Microstamping requires the keeping, updating and searching of a humongous database. We are talking tens of millions of entries every year, for every country, which would have to be transferred from gun industry to state firearm databases, which are already heavily overburdened and prone to error and failures. Who would keep it? How would it get updated?

 

The simple need to replace a broken firing pin would start a bureaucratic procedure which, as all bureaucracy, will be slow, prone to error and expensive. All for a system that adds very little to nothing in terms of the ability to identify which firearm fired which shots to what is already available. And to the cost of the bureaucracy, you must add the cost of the microstamping itself.

 

While fully within the reach of current industrial tech, microstamping requires specific equipment to be impressed, equipment which is very expensive, and can be made to be even more expensive when the powers that be mandate the use of specific, “certified” systems, whose manufacturers then become monopoly holders so that, as they say, “sky is the limit” when it comes to price of gear and licensing.

 

Needless to say, all these costs will end up being dumped on the end user.

 

This is a huge problem for honest citizens, obviously.
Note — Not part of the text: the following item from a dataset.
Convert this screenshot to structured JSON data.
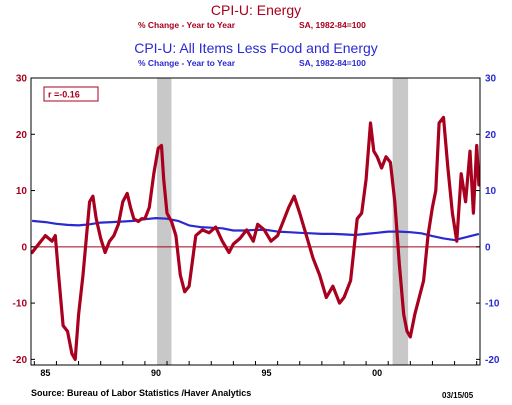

And, obviously, politicians are fully aware of this, after all it’s not the first time for financial gun control: make guns too expensive for citizens to buy, and you’ll disarm the population as effectively as by banning them, without the political backlash.  “Banning guns? Oh, surely no! We respect the Second Amendment! by all means, get any guns you want. You just have to be able to afford them... AH-AH-AH!...

 

Moreover, even if microstamping worked just fine, this would rise issues about leaving around bullets or spent cases which carry your signature and could be collected by malevolent third parties and used in fraudulent way. Think of having to clean up after a day at the range as a professional hitman would do after committing murder… because otherwise you could end up be charged with one.

 

This brings us to the classic “Honest citizens have nothing to fear, as this system is meant to protect them.”

 

Anybody having even a cursory experience with any judicial system will know how false and deceiving this statement is. Honest citizens are actually the ones who have more to fear about the system itself, exactly because they believe they have nothing to fear, and saunter merrily into what actually is a lethal minefield, while the career criminal knows how to game the system. Speaking of which, all that a criminal would require to defeat microstamping is a piece of sandpaper and a few minutes of work (or a few seconds with a Dremel).

 

Just collecting spent brass at a range and tossing a handful around on a crime scene would wreak havoc to any forensic crime scene examination… and these are just two ways to defeat the system that come to mind in a pinch to a honest citizen: I’m sure a career criminal who actually takes the time to think about it will have many more, much more inventive ways to have a laugh at those who thought microstamping would prevent crime.

 

And, mark my word, politicians mandating microstamping know all this very well: there is no incompetence, no stupidity, no mistake, no ignorance in those who propose this kind of laws: just pure and simple malice.

 

Since California implemented the first layer of its microstamping mandating law, on May 17 2013, requiring approval for any gun to be marketed in the state, there has been a steady decline in guns submitted for approval by industry for sale in California: gun makers simply stopped marketing firearms there.
Which was the real purpose of the law from the beginnig.

 

Microstamping has nothing to do with crime prevention, can do nothing to make a crime scene examination and proof collecting easier (the real issues are different): it’s just a trojan horse to introduce further traps for legal gun owners preventing them to practice shooting sports and exert their fundamental human right to protect their own lives and those of their loved ones, while leaving criminals at what they do best: breaking the law.